Luego sigo yo, la más pequeña. Vivo sola, en un apartamento con vista al mar. Siempre me ha gustado el mar, la playa, el sol, la brisa y el agua de coco. Pero no me gusta el de Juanchaco para vivir, tal vez para pasear. Me gusta más el de Cali, no es tan aburrido como el de mis papás. Ellos ya están mayores y prefieren lugares donde puedan descansar. En las playas de acá hay más cosas para hacer. Te podés relajar si querés, podés conocer gente, tomarte un trago y bailar al ritmo de la música que llega de todas partes.


Vivo con José Hilario, mi perro. Es un Basset Hound y tiene 2 años; son como 14 años de perro, aunque nunca he sabido bien cómo es eso de la edad en ellos. Me encanta el viejo José Hilario, con sus orejas largas, hasta el piso, con la cara caída, como con depresión. Te mira como diciéndote “prestame un cuchillo y me corto las venas ya”. Cada vez que lo veo me dan ganas de darle el cuchillo ese para que juegue con él. Pero me da miedo que se corte una patica o algo así. Por eso mejor le compré uno de mentiritas para que lo muerda y juegue a cortarse las venas. Le encanta el chicle de canela y el olor del eucalipto. Come mucho arroz con pollo y sólo puede tomar leche deslactosada. Cuando nos emborrachamos tomamos vodka o ron y jugamos toda la noche. Es mi mejor amigo, mi bebé.

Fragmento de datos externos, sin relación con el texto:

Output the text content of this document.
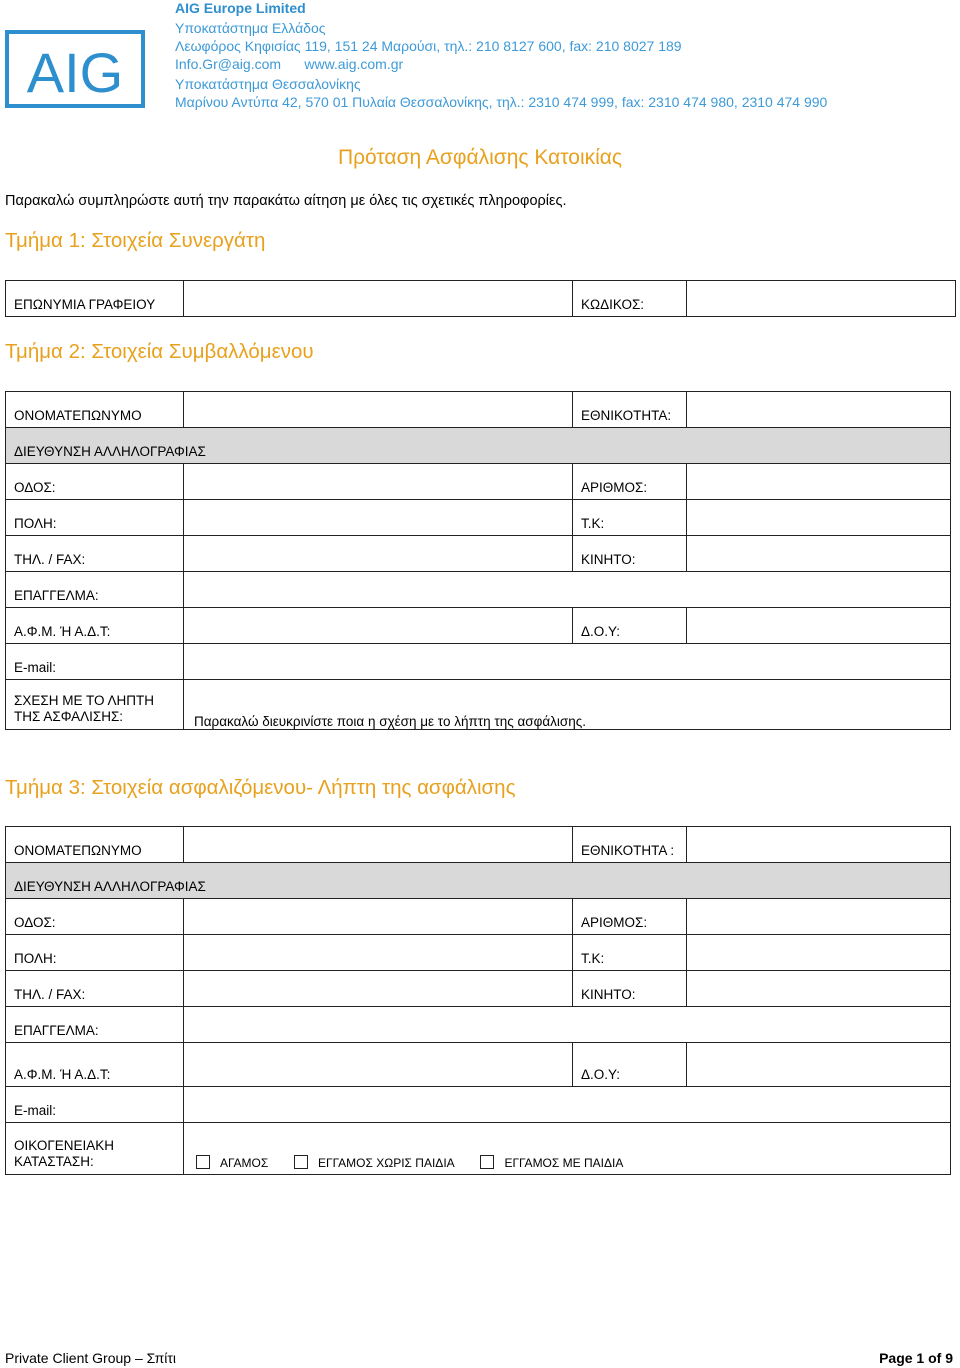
AIG
AIG Europe Limited
Υποκατάστημα Ελλάδος
Λεωφόρος Κηφισίας 119, 151 24 Μαρούσι, τηλ.: 210 8127 600, fax: 210 8027 189
Info.Gr@aig.com      www.aig.com.gr
Υποκατάστημα Θεσσαλονίκης
Μαρίνου Αντύπα 42, 570 01 Πυλαία Θεσσαλονίκης, τηλ.: 2310 474 999, fax: 2310 474 980, 2310 474 990
Πρόταση Ασφάλισης Κατοικίας
Παρακαλώ συμπληρώστε αυτή την παρακάτω αίτηση με όλες τις σχετικές πληροφορίες.
Τμήμα 1: Στοιχεία Συνεργάτη
ΕΠΩΝΥΜΙΑ ΓΡΑΦΕΙΟΥ		ΚΩΔΙΚΟΣ:	
Τμήμα 2: Στοιχεία Συμβαλλόμενου
ΟΝΟΜΑΤΕΠΩΝΥΜΟ		ΕΘΝΙΚΟΤΗΤΑ:	
ΔΙΕΥΘΥΝΣΗ ΑΛΛΗΛΟΓΡΑΦΙΑΣ			
ΟΔΟΣ:		ΑΡΙΘΜΟΣ:	
ΠΟΛΗ:		Τ.Κ:	
ΤΗΛ. / FAX:		ΚΙΝΗΤΟ:	
ΕΠΑΓΓΕΛΜΑ:			
Α.Φ.Μ. Ή Α.Δ.Τ:		Δ.Ο.Υ:	
E-mail:			
ΣΧΕΣΗ ΜΕ ΤΟ ΛΗΠΤΗ ΤΗΣ ΑΣΦΑΛΙΣΗΣ:	Παρακαλώ διευκρινίστε ποια η σχέση με το λήπτη της ασφάλισης.		
Τμήμα 3: Στοιχεία ασφαλιζόμενου- Λήπτη της ασφάλισης
ΟΝΟΜΑΤΕΠΩΝΥΜΟ		ΕΘΝΙΚΟΤΗΤΑ :	
ΔΙΕΥΘΥΝΣΗ ΑΛΛΗΛΟΓΡΑΦΙΑΣ			
ΟΔΟΣ:		ΑΡΙΘΜΟΣ:	
ΠΟΛΗ:		Τ.Κ:	
ΤΗΛ. / FAX:		ΚΙΝΗΤΟ:	
ΕΠΑΓΓΕΛΜΑ:			
Α.Φ.Μ. Ή Α.Δ.Τ:		Δ.Ο.Υ:	
E-mail:			
ΟΙΚΟΓΕΝΕΙΑΚΗ ΚΑΤΑΣΤΑΣΗ:	ΑΓΑΜΟΣ ΕΓΓΑΜΟΣ ΧΩΡΙΣ ΠΑΙΔΙΑ ΕΓΓΑΜΟΣ ΜΕ ΠΑΙΔΙΑ		
Private Client Group – Σπίτι	Page 1 of 9
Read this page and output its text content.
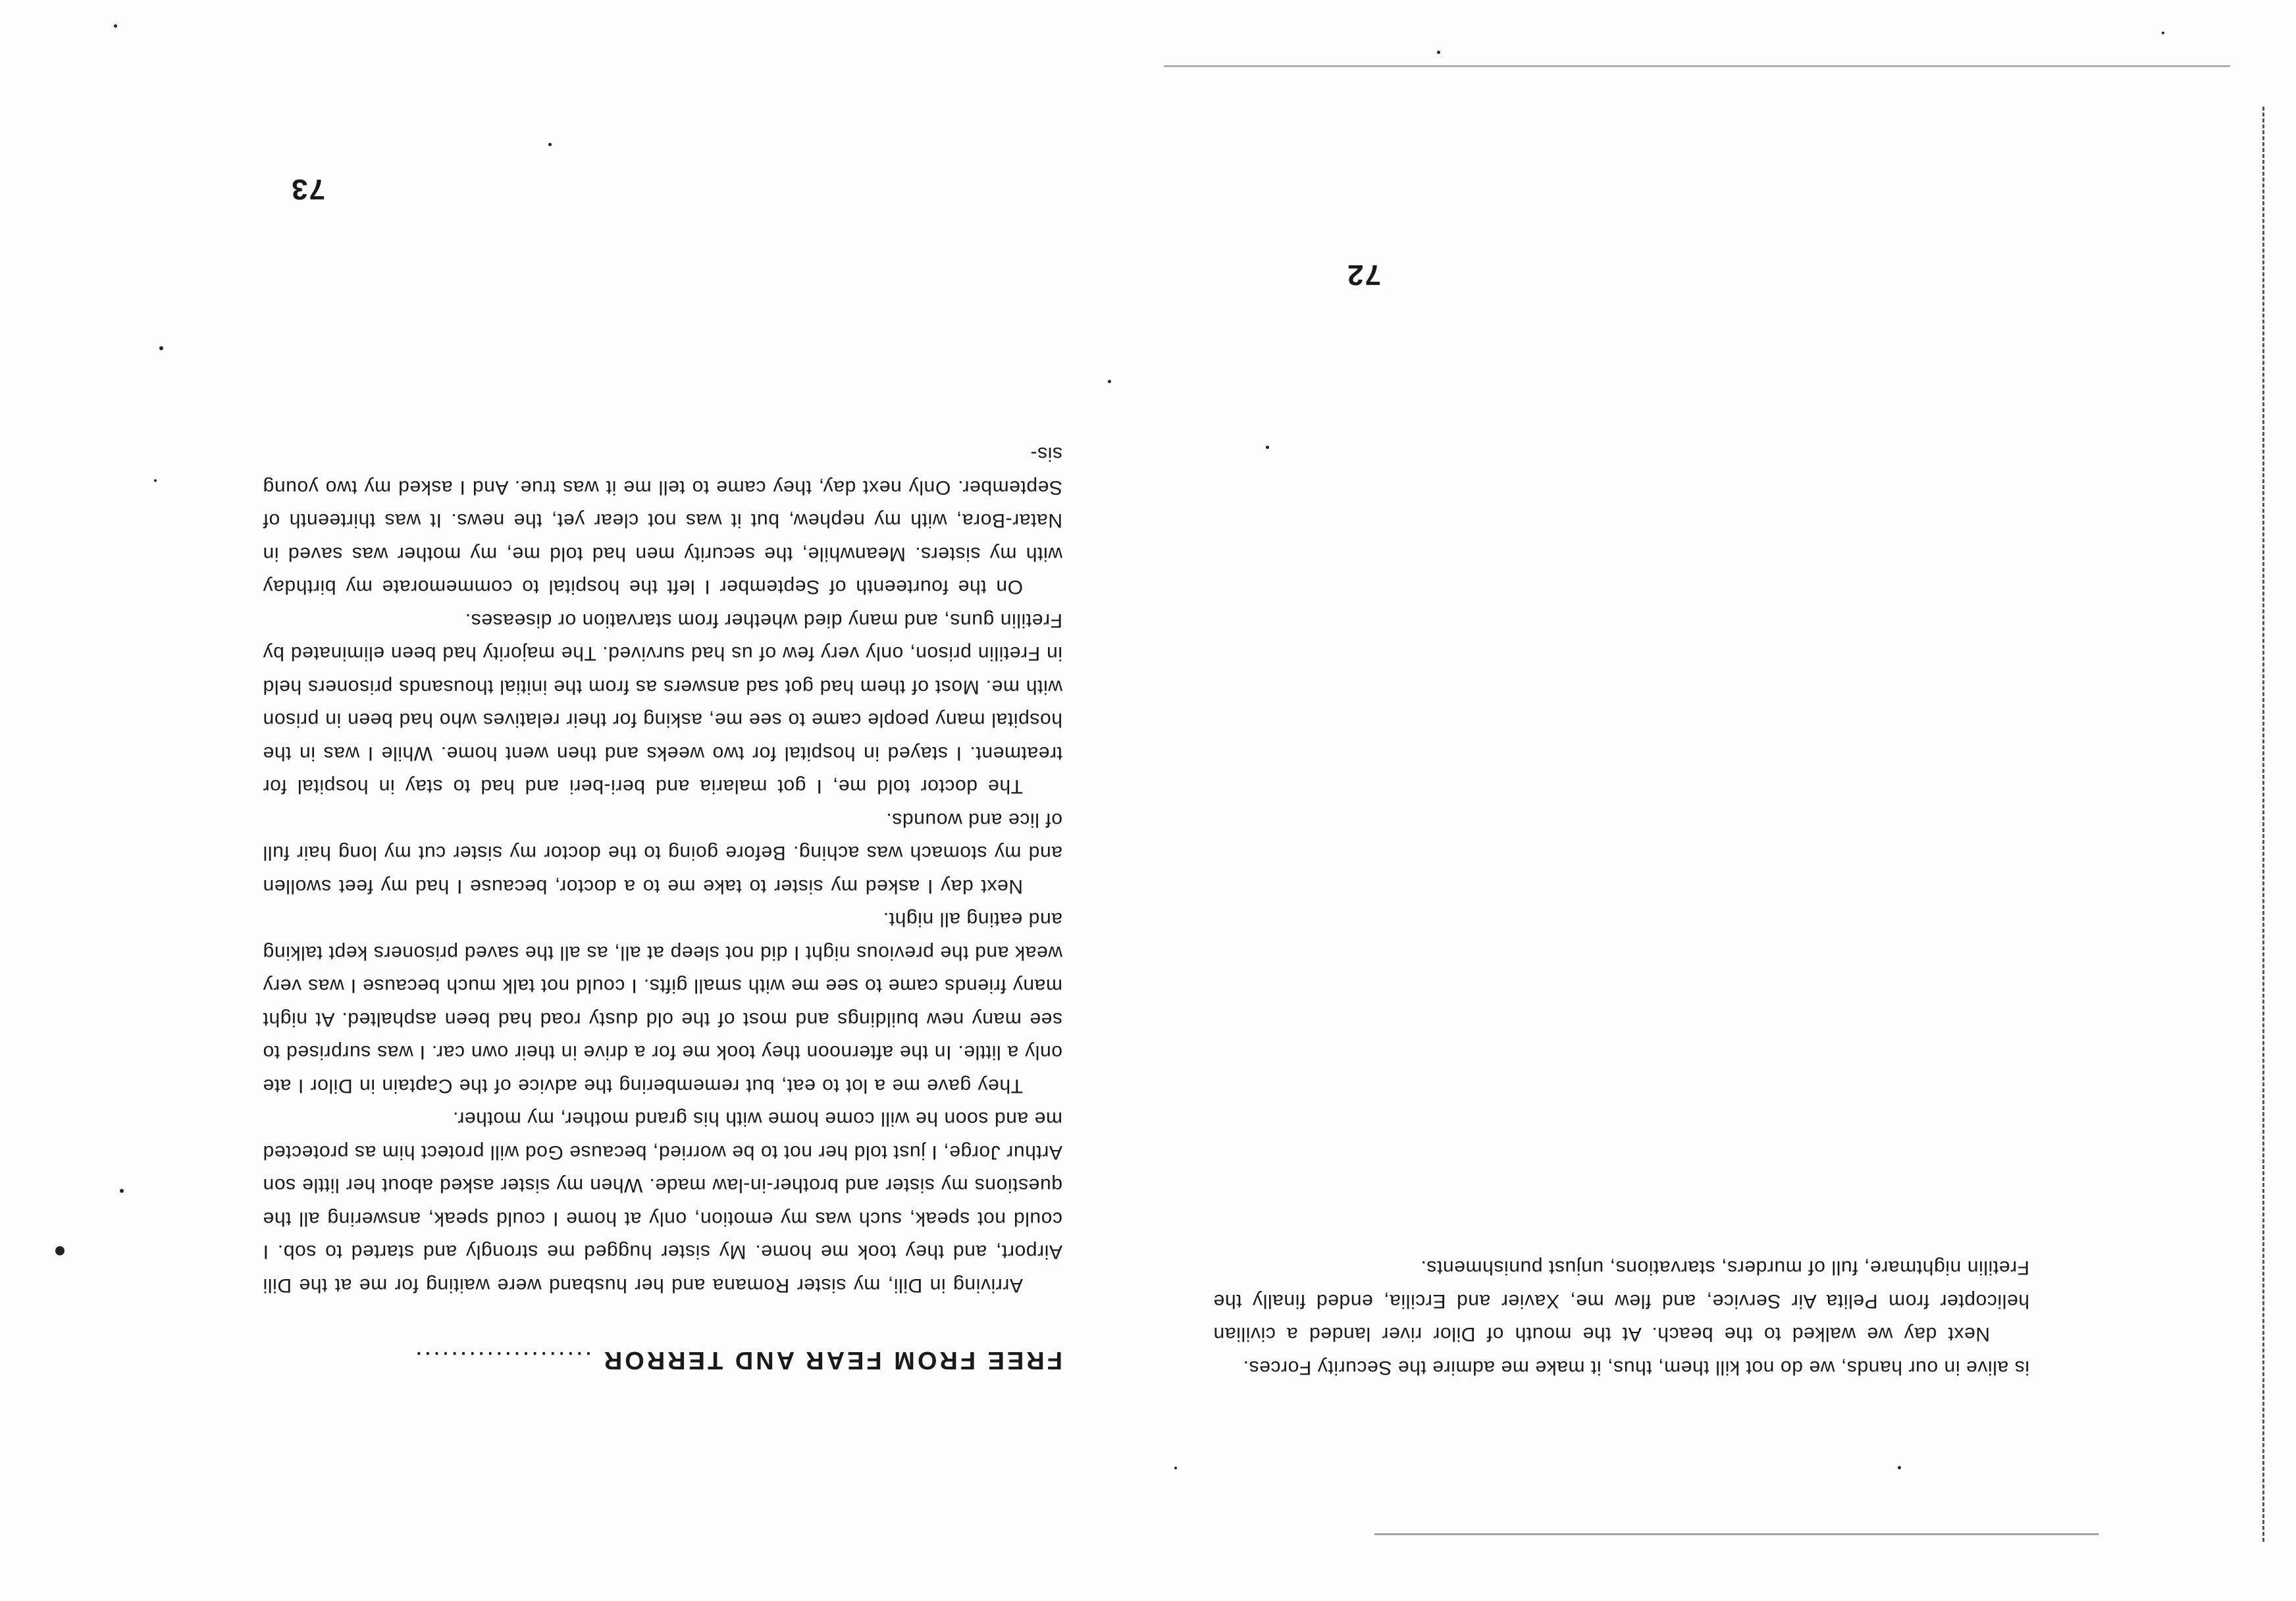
72

is alive in our hands, we do not kill them, thus, it make me admire the Security Forces.

Next day we walked to the beach. At the mouth of Dilor river landed a civilian helicopter from Pelita Air Service, and flew me, Xavier and Ercilia, ended finally the Fretilin nightmare, full of murders, starvations, unjust punishments.

73
FREE FROM FEAR AND TERROR ....................

Arriving in Dili, my sister Romana and her husband were waiting for me at the Dili Airport, and they took me home. My sister hugged me strongly and started to sob. I could not speak, such was my emotion, only at home I could speak, answering all the questions my sister and brother-in-law made. When my sister asked about her little son Arthur Jorge, I just told her not to be worried, because God will protect him as protected me and soon he will come home with his grand mother, my mother.

They gave me a lot to eat, but remembering the advice of the Captain in Dilor I ate only a little. In the afternoon they took me for a drive in their own car. I was surprised to see many new buildings and most of the old dusty road had been asphalted. At night many friends came to see me with small gifts. I could not talk much because I was very weak and the previous night I did not sleep at all, as all the saved prisoners kept talking and eating all night.

Next day I asked my sister to take me to a doctor, because I had my feet swollen and my stomach was aching. Before going to the doctor my sister cut my long hair full of lice and wounds.

The doctor told me, I got malaria and beri-beri and had to stay in hospital for treatment. I stayed in hospital for two weeks and then went home. While I was in the hospital many people came to see me, asking for their relatives who had been in prison with me. Most of them had got sad answers as from the initial thousands prisoners held in Fretilin prison, only very few of us had survived. The majority had been eliminated by Fretilin guns, and many died whether from starvation or diseases.

On the fourteenth of September I left the hospital to commemorate my birthday with my sisters. Meanwhile, the security men had told me, my mother was saved in Natar-Bora, with my nephew, but it was not clear yet, the news. It was thirteenth of September. Only next day, they came to tell me it was true. And I asked my two young sis-
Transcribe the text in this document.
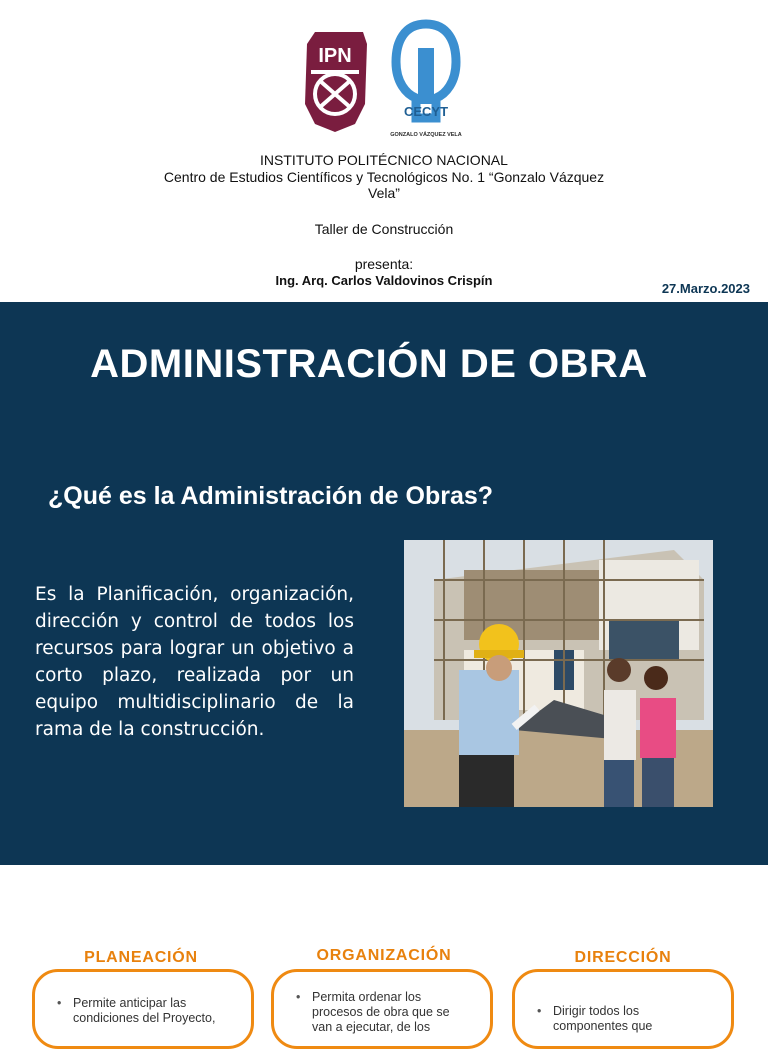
IPN
CECYT
GONZALO VÁZQUEZ VELA
INSTITUTO POLITÉCNICO NACIONAL
Centro de Estudios Científicos y Tecnológicos No. 1 “Gonzalo Vázquez Vela”
Taller de Construcción
presenta:
Ing. Arq. Carlos Valdovinos Crispín
27.Marzo.2023
ADMINISTRACIÓN DE OBRA
¿Qué es la Administración de Obras?

Es la Planificación, organización, dirección y control de todos los recursos para lograr un objetivo a corto plazo, realizada por un equipo multidisciplinario de la rama de la construcción.

PLANEACIÓN	ORGANIZACIÓN	DIRECCIÓN
• Permite anticipar las condiciones del Proyecto,
• Permita ordenar los procesos de obra que se van a ejecutar, de los
• Dirigir todos los componentes que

Amo los atardeceres. Amo cómo el sol se esconde en el horizonte, entre las montañas, entre las casas. Amo ese sol anaranjado, rojo, amarillo, rosado que se funde ante mi vista. Creo que hace que todo sea más feliz, le cambia el color a la vida, como cuando le cambiás el filtro a una Lomo Colorsplash y le das a la foto el color que querés; en este caso, es uno rosado, naranja, lila... una cantidad de colores felices que hacen que te sintás feliz. Lo mejor para mí en esos momentos es subirme al techo de mi casa, con José Hilario, a tomar algo, a escribir un poco de todo, a fumar, a soñar, a ver cómo el viento acaricia los ringletes que tengo ahí pegados, haciendo que parezcan bolitas de colores; a esperar a que caiga la noche azul, también con su magia, su brisa...


Las noches en mi Cali son frescas, tranquilas, acompañadas por el sonido del mar, las olas, el viento. Desde el techo de mi casa podés ver el cielo más estrellado del mundo, podés tocar la luna, y hasta arrancarle un pedacito de queso y comértelo. Eso es lo que hacemos José Hilario y yo cuando nos vamos a beber vodka o ron o vino, o los tres a la vez. Nos embriagamos, hablamos, nos reímos y nos queremos. Disfrutamos de las noches azules del Calitrópico.